Follow the instructions at freeantennas.com/projects/template. Place the completed reflector - a small, curved piece of metal that reflects radio waves just like a satellite TV dish - behind your Wi-Fi router. It focuses the router's energy in one direction rather than letting it dissipate its strength in a full circle. No cables, no batteries, no technical knowledge required. Yet it can easily double the range of your network.
You need to clean a skipping DVD or CD, but you do not have any cleaning fluids? Soak a washcloth with vodka or mouthwash. Alcohol is a powerful solvent, perfectly capable of dissolving fingerprints and grime on the surface of a disc. A $5 bottle of Listerine in your medicine cabinet may get the job done as effectively as a $75 bottle of DVD cleaning fluid.
Your cellphone's built-in camera flash is much too bright, washing out photos? You will wonder why you did not think of this yourself. Tape a small piece of paper over the LED flash. Experiment with different colors and thicknesses of paper to tone down the flash from superbright white to a more pleasing glow for evening photos.
Your PC's hard drive crashed and cannot be read? If all else fails, do not throw it out. Stick it in the freezer overnight.
"The trick is a real and proven, albeit last-resort, recovery technique for some kinds of otherwise-fatal hard drive problems," Fred Langa, editor of Windows Secrets, wrote on his Web site.

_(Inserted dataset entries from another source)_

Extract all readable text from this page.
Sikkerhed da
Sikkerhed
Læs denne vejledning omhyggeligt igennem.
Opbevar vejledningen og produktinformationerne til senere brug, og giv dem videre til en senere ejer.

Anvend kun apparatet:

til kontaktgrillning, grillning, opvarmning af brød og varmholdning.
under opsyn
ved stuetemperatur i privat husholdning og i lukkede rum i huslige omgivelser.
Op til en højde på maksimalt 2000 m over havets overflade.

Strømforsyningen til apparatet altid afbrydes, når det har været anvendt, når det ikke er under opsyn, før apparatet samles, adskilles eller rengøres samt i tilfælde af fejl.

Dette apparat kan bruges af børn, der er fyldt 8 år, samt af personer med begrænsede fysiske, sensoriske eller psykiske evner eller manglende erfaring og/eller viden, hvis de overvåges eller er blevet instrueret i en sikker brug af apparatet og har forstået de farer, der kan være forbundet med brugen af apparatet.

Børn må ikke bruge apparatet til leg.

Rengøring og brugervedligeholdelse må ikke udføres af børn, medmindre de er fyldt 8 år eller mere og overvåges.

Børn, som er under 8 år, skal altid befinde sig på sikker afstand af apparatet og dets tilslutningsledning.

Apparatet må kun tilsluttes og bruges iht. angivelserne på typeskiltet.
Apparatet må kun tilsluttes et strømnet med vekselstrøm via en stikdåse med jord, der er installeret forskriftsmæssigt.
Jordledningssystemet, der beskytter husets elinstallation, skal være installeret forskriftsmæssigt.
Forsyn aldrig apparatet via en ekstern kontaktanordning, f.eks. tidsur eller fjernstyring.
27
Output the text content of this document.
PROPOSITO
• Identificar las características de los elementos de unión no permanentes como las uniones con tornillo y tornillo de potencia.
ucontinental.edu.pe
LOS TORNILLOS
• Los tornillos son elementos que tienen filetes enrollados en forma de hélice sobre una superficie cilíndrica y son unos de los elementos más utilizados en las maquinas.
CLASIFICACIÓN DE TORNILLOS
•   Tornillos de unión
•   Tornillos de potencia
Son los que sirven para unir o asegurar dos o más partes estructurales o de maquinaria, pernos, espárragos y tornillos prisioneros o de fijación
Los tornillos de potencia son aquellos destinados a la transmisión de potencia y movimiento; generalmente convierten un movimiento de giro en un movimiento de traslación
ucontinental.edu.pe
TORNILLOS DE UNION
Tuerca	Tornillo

Many hard-drive failures are caused by worn parts that no longer align properly so that data can be read from the drive. Lowering the drive's temperature causes its metal and plastic internals to contract ever so slightly. Taking the drive out of the freezer, and returning it to room temperature, causes those parts to expand again.
"The mechanical contraction and expansion may help free up binding parts," Langa explained, "or the cold can help an aging, failing electrical component to remain within specs for a few minutes." That can be "enough time for you to recover your essential data."
That is the spirit of folk remedies: They may or may not work, but what have you got to lose?